Можно сказать, и с большой долей правдоподобия, что этот естественный и простой труд добавляет достоинство и величие человеческим эмоциям, которые должны неизбежно исчезнуть с исчезновением его тяжелых бремени. Можно сказать, что само существование высшего класса, более или менее освобожденного от таких трудов и имеющего досуг так много значить в своих мимолетных ощущениях, само по себе является тяжким обвинением нашей нынешней системы. Это также утверждение, полное убедительной силы.

Оскар Уайльд сам — самый искушенный из гедонистов — заявляет в своей «Душе человека», что неравенство нынешней системы, если рассматривать только эстетические ценности, так же вредно для богатых, как и пагубно для бедных. Почти каждый из великих современных писателей, не исключая даже придворного Тургенева, изрекает горькие и красноречивые протесты против несправедливости этого различия.

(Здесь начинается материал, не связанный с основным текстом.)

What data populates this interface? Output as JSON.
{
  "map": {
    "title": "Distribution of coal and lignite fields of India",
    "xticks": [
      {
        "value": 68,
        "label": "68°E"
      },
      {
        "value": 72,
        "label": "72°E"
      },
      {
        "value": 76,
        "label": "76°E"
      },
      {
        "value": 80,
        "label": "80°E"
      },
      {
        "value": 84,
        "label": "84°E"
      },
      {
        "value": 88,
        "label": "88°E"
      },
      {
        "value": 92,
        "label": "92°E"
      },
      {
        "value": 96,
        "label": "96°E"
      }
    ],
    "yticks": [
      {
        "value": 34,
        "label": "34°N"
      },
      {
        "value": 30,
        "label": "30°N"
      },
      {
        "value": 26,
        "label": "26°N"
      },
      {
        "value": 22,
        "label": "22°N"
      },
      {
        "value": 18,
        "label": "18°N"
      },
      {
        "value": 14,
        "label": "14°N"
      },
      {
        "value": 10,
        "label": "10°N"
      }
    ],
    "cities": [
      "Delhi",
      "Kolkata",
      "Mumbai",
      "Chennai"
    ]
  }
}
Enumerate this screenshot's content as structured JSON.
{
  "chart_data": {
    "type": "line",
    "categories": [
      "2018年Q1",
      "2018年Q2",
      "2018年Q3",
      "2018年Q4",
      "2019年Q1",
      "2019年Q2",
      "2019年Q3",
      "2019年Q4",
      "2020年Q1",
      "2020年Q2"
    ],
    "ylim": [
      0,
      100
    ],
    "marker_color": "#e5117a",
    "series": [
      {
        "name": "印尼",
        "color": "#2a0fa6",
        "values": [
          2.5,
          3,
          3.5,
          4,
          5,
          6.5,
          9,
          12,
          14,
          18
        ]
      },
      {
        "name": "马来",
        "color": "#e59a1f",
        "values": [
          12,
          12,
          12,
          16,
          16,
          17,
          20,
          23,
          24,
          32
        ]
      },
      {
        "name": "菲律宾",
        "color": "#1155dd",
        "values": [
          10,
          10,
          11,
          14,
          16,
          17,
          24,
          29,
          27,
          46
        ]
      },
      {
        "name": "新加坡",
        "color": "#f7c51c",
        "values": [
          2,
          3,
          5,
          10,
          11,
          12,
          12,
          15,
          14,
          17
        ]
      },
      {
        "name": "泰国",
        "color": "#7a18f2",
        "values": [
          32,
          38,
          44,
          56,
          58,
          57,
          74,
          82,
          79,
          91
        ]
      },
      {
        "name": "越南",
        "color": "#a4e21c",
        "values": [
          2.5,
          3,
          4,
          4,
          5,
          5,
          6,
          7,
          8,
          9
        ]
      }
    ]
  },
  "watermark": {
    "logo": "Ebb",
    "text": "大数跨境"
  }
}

Ницше один настаивает на необходимости рабской касты, чтобы хозяева цивилизации могли жить широко, свободно, благородно, как это делали древние аристократии классических эпох, без контакта с бременем и утомительностью труда. И в этом — в своем привычном и произвольном пренебрежении к трудящимся массам — Генри Джеймс больше гармонирует с ницшеанской доктриной, чем любой другой великий романист нашего века. Он, действительно, единственный — кроме, возможно, Поля Бурже, а Бурже ни в каком смысле не может считаться его интеллектуальным равным, — кто безжалостно и беспринципно исключает из своей работы любой аспект «духа революции».

Есть что-то почти пугающее и бесчеловечное в этой невозмутимой стоической безразличности к страданиям и стремлениям многих слишком многих. Можно было бы представить любого интеллектуального пролетария, встающего после прочтения этих объемных книг с воем негодования против их урбанистического и неисправимого автора.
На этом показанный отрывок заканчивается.